The Chinese mainland will let its commercial banks invest in UK stocks and funds in the first expansion of the country's international investment program outside Hong Kong.
The nation reached an agreement with the UK financial regulator for investments by the banks under the qualified domestic institutional investor, or QDII, program, the China Banking Regulatory Commission said on its website yesterday.
The government is loosening restrictions on overseas investment to counter inflows from a record trade surplus that have driven up local stock and property prices, Bloomberg News said.
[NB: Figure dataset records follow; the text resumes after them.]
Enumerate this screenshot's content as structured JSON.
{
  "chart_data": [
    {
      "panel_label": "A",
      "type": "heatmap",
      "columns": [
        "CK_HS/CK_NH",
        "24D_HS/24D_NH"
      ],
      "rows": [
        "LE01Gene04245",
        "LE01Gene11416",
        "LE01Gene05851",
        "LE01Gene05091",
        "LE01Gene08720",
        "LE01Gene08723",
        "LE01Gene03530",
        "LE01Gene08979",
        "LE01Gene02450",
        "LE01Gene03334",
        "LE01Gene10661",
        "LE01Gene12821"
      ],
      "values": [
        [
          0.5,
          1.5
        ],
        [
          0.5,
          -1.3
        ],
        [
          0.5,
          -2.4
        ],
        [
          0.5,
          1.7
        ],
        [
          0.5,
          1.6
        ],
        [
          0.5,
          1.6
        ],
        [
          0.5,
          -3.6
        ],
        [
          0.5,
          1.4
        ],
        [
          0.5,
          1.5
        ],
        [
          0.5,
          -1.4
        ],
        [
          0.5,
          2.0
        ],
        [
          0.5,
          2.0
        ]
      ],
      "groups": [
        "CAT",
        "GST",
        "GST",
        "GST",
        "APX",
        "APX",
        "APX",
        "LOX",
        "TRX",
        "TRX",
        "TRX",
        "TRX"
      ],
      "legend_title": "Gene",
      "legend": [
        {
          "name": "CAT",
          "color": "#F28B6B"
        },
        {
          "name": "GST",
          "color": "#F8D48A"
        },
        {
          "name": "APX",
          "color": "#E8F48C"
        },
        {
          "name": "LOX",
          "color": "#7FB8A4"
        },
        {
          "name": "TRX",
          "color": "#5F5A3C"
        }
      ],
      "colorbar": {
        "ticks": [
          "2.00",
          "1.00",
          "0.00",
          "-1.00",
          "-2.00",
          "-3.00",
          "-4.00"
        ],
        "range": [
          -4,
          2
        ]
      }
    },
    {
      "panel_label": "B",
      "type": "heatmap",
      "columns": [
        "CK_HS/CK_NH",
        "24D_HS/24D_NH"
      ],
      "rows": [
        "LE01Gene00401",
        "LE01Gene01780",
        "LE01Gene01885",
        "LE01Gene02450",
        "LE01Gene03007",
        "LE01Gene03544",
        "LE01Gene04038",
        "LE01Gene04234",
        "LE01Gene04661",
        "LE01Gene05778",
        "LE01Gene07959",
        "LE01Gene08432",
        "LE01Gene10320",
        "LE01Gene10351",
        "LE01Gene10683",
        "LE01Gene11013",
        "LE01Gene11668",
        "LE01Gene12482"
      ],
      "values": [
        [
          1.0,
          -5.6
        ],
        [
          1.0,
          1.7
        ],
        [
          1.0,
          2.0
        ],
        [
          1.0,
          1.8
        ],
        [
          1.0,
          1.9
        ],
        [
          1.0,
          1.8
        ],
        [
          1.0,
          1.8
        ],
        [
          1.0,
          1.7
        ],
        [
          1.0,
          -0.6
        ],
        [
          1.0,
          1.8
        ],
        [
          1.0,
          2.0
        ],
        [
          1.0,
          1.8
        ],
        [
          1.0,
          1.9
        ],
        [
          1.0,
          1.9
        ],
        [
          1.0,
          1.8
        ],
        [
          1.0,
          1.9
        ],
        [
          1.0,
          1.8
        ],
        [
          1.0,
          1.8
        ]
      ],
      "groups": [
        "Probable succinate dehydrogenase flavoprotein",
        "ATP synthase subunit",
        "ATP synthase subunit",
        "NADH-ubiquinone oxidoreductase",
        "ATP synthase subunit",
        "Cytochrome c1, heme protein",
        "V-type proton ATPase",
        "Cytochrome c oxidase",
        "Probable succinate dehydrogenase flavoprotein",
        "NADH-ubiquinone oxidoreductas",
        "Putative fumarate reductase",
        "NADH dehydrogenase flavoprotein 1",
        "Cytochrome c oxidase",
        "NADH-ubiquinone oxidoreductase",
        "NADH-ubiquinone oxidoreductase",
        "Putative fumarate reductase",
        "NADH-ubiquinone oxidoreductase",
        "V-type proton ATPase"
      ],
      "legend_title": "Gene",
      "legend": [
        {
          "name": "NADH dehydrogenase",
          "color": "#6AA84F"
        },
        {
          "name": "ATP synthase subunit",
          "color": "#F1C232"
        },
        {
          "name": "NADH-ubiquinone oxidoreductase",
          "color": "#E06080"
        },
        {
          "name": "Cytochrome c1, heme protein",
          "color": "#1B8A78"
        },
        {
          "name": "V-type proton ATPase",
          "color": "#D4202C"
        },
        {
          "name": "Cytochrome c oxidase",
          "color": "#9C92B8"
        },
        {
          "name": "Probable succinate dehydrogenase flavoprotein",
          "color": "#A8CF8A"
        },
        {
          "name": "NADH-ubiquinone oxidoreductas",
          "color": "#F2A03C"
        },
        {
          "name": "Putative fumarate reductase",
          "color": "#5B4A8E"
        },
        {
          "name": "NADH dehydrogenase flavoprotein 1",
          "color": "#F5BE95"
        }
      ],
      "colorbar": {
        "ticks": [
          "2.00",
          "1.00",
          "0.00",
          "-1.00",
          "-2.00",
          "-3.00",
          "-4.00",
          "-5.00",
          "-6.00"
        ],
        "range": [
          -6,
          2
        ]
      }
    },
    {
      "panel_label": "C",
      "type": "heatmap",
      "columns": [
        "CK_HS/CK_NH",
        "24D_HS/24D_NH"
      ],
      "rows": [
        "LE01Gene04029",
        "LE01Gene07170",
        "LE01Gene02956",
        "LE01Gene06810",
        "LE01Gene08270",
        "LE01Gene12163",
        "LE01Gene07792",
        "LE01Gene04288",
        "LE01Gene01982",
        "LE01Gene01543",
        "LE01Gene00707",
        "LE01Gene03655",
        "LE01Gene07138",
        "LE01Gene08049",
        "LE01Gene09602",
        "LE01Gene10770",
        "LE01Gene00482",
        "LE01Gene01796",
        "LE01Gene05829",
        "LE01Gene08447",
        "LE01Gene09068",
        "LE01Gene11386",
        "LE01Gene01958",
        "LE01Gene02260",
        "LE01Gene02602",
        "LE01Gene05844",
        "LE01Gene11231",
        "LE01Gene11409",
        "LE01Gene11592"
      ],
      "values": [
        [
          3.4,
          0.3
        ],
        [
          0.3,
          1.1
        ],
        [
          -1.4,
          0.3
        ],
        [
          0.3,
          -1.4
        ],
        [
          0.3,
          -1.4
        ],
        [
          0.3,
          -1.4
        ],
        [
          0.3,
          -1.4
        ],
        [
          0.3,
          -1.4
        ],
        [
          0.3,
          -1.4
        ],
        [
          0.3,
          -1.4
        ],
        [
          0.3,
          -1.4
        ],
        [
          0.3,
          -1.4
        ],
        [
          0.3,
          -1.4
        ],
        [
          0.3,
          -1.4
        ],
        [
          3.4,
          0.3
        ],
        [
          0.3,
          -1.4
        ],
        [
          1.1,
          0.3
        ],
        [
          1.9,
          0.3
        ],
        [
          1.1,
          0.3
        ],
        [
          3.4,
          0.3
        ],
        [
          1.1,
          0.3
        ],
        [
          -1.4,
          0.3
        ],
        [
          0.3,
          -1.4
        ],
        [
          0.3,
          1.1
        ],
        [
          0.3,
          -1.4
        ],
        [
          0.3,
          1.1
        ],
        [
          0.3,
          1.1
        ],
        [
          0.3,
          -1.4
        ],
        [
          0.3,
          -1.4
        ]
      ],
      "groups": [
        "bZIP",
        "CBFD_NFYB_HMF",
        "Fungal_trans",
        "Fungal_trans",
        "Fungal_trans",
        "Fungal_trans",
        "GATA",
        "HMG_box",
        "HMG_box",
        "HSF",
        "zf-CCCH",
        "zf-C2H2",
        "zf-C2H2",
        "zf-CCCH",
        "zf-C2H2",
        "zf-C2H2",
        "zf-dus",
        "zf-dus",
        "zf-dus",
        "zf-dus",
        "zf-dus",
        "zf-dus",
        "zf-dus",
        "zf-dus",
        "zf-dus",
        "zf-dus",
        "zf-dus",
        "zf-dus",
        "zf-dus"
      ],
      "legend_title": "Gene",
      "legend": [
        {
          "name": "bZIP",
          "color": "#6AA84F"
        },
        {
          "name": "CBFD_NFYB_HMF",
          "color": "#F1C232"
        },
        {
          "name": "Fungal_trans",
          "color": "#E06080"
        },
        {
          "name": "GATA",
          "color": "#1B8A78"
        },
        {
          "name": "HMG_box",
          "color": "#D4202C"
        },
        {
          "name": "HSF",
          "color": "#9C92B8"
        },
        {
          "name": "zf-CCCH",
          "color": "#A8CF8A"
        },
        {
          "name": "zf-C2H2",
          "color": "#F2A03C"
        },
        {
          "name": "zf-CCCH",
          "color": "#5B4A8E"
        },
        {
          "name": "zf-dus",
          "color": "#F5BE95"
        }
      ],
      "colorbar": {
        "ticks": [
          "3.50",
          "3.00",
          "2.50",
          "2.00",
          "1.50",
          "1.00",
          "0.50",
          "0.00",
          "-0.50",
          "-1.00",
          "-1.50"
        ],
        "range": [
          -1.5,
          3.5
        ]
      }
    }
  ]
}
The mainland will "soon" come to a similar agreement with the United States authorities, the regulator said.
"Expanding the number of markets that QDII funds can invest in helps raise banks' investment and risk management capacities, and also helps investors diversify their risk," the statement said, without providing further details.
The release didn't say when QDII funds can start investing in the UK.
The mainland is prodding QDII fund managers to invest in "mature" foreign markets to spread risk, and encourages individuals to draw upon the expertise of institutional investors, said Li Fu'an, who oversees product innovation at the banking watchdog, in a speech last Thursday.
"Many Chinese investors are inexperienced with overseas markets and should go through the QDII program to reap the knowledge of institutional investors," he said.
Under the QDII program, the country's banks, fund managers and insurers may purchase products such as overseas equities, government and corporate bonds, and fixed-income instruments.
The Chinese mainland on August 20 announced a pilot program that allows people with a Bank of China Ltd account in Tianjin to buy Hong Kong equities.